Kyari: NNPC Restructuring Its Businesses to Meet Energy Transition Demands

•Resource ‘curse’ can be addressed through full contract disclosures, says NEITI

Emmanuel Addeh

The Group Managing Director of the Nigerian National Petroleum Company (NNPC) Limited, Mallam Mele Kyari, said yesterday that in preparation for the much-talked-about energy transition, the oil firm has been restructuring its business operations.

Kyari spoke at the first National Extractives Dialogue (NED) in Abuja, co-hosted by the Nigeria Extractive Industries Transparency Initiative (NEITI) and Spaces for Change (S4C), an indigenous civil society organisation, with support from the Ford Foundation.

The programme was designed to provide stakeholders in the extractives industry a platform to discuss the issues of contract transparency, extractive resources benefits sharing and energy transition in West Africa.

Kyari, who was represented by the Group General Manager, Governance, Risk & Compliance, Mr.

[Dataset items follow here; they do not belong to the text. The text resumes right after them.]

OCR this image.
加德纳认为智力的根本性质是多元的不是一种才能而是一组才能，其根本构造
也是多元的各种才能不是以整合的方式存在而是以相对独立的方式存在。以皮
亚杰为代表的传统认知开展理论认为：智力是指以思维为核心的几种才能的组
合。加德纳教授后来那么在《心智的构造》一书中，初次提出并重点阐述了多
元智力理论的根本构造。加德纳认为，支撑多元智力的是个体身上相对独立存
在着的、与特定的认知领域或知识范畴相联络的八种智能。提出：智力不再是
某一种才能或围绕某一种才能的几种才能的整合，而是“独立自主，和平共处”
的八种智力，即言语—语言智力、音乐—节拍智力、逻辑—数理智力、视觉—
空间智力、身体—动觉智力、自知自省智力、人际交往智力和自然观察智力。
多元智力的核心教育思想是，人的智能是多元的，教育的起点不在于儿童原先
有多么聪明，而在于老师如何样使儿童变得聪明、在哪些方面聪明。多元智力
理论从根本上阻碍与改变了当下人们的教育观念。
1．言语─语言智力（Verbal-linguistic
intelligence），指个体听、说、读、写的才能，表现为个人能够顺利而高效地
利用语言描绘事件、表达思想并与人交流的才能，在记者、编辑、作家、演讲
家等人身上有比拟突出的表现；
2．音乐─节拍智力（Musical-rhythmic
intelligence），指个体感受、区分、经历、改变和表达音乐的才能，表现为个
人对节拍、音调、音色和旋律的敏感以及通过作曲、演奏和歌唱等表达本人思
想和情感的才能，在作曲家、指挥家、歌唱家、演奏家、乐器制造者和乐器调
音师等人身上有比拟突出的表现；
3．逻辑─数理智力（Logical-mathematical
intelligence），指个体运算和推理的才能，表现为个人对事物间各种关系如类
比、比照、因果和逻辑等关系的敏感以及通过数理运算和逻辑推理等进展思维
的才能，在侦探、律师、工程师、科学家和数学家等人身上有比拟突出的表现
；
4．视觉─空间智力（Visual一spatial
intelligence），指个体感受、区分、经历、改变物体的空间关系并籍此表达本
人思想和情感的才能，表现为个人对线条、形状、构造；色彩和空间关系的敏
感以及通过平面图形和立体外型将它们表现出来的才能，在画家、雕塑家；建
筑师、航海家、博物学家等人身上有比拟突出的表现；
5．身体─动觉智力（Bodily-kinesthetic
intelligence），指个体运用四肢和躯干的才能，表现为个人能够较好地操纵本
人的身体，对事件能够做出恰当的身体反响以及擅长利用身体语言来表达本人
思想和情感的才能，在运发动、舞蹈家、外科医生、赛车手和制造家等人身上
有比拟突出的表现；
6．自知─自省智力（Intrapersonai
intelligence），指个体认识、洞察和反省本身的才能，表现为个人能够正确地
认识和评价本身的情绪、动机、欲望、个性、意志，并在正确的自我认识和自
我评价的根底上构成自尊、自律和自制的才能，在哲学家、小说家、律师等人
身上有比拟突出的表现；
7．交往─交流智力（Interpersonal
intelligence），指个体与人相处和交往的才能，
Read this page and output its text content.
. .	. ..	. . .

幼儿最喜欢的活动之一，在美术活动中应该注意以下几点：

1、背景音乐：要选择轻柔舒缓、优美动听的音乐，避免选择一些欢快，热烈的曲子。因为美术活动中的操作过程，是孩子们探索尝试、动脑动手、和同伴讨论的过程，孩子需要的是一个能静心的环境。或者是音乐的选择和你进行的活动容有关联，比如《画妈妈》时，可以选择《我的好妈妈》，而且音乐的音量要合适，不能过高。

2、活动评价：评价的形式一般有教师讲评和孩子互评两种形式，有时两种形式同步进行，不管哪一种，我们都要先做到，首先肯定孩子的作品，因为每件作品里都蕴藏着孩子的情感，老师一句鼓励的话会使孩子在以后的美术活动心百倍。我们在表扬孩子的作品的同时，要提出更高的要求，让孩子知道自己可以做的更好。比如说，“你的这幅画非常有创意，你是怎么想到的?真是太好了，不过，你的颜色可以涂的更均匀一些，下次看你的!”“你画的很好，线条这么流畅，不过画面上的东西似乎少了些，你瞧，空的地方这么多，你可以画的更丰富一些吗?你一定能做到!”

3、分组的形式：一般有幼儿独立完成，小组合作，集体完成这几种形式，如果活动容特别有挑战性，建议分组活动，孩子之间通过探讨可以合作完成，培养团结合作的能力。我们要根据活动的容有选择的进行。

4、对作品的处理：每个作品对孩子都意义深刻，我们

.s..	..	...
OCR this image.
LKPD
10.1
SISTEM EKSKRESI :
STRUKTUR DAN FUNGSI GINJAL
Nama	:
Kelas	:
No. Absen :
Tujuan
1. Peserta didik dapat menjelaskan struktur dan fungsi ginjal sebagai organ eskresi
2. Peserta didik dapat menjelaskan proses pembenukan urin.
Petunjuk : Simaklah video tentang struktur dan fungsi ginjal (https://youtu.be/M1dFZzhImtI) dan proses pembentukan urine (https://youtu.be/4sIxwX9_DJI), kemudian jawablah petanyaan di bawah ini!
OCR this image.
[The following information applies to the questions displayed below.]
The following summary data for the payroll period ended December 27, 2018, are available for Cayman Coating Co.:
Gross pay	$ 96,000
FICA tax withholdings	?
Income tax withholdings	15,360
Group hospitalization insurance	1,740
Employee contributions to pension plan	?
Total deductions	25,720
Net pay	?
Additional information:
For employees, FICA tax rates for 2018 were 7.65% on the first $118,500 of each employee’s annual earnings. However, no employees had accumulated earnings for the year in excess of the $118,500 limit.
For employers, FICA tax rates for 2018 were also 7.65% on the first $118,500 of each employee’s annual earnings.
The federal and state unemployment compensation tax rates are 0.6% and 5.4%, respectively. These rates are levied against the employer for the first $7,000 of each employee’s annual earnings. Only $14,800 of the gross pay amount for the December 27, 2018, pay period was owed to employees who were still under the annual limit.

Chris Akamiro, noted that the aftermath of COP26 in Glasgow had shown that the world is committed to energy transition.

“ I would like to assure you that as NNPC transitions to a CAMA company, we are restructuring our businesses to take advantage of the opportunities that energy transition will bring forth,” Kyari stated.

As the company commences the implementation of its revised strategy, the NNPC GMD stressed that the company will use its large gas resource as transition fuel to aid the process.

“We are committing our resources for the next decade, which is tagged the decade of gas to explore and produce more gas relative to oil, to power Nigeria and the international community as we transit away from hydrocarbons,” he added.

Kyari stated that the natural resources from the extractive industries are only beneficial when they are extracted in a responsible and cost-effective manner and the revenues accruing are promptly remitted to the coffers of government.

In the past, he stressed that the opaqueness of the oil and gas industry operations in Nigeria had contributed to low performance both in terms of profitability and contribution to the economy.

He noted that this prompted the call for action by stakeholders on the need for a more transparent and accountable industry, which he said was heeded to by this present government, recognising that transparency underpins improved performance.

Kyari posited that the NNPC has employed several strategies to actualise this goal and had begun the  publication of its monthly financial performance reports and audited financial statements.

In addition, he said the national oil firm is now more responsive to audit requests and implementation of audit recommendations as well as expanding the frontiers of its engagement, by reporting information on upstream costs and revenues.

 He added that NNPC in 2020 began releasing the financial statements of the group and its subsidiaries, assuring that the 2021 financial statement of the company and its subsidiaries will soon be published.

“As part of our transparency journey, we have understood that disclosing contracts supports open, fact-based dialogue that can help build trust, reduce conflict, and reinforce a company’s social licence to operate.

“We have therefore, since November 2021, been working with NEITI as part of a joint committee with other stakeholders to implement contract transparency in Nigeria,” he stated.

In his remarks, the Executive Secretary, NEITI, Dr Ogbonnaya Orji, stated that the involvement of the organisation in the programme was in line with its objective of deepening engagements with credible civil society organisations.

“The dominant philosophy of the global Extractive Industries Transparency Initiative (EITI), which NEITI implements, is the belief that the phenomenon of the resource curse can be addressed through regular disclosures of extractive information and effective citizens’ participation in resource governance in ways that foster accountability and shared prosperity,” he added.

The EITI 2019 standard, he said, requires implementing countries, including Nigeria, to disclose any contract(s) and licences that are granted, entered, or amended that set out the terms and conditions for the exploration and exploitation of oil, gas, or minerals from January 2021.

“The Petroleum Industry Act (PIA) 2021 also mandates the Nigeria Upstream Petroleum Regulatory Commission (NUPRC) to publish the texts of any new license, lease or contract, or amendment immediately following the granting or signing of such texts,” he noted.

Considering the multi-sectoral and multi-disciplinary nature of energy transition, he opined that NEITI will seek to galvanise inter-agency cooperation, promote public dialogue and foster national consensus on the discourse.

Also speaking, Executive Director, Spaces for Change, Victoria Ibezim-Ohaeri, explained that Nigerians have always clamoured for reforms, especially in the oil and gas as well as in the mining industries, expressing joy that the legal reforms needed were taking place.

Through the reforms, she said that lessees, licencees and permit holders are now required to furnish and publish specified information relating to upstream petroleum operations which shall be published in the national data repository of the NUPRC.

“Joining the global campaign for a transition away from fossil fuels, we have taken steps to ensure that communities get on board the energy transition discourse,” she stressed.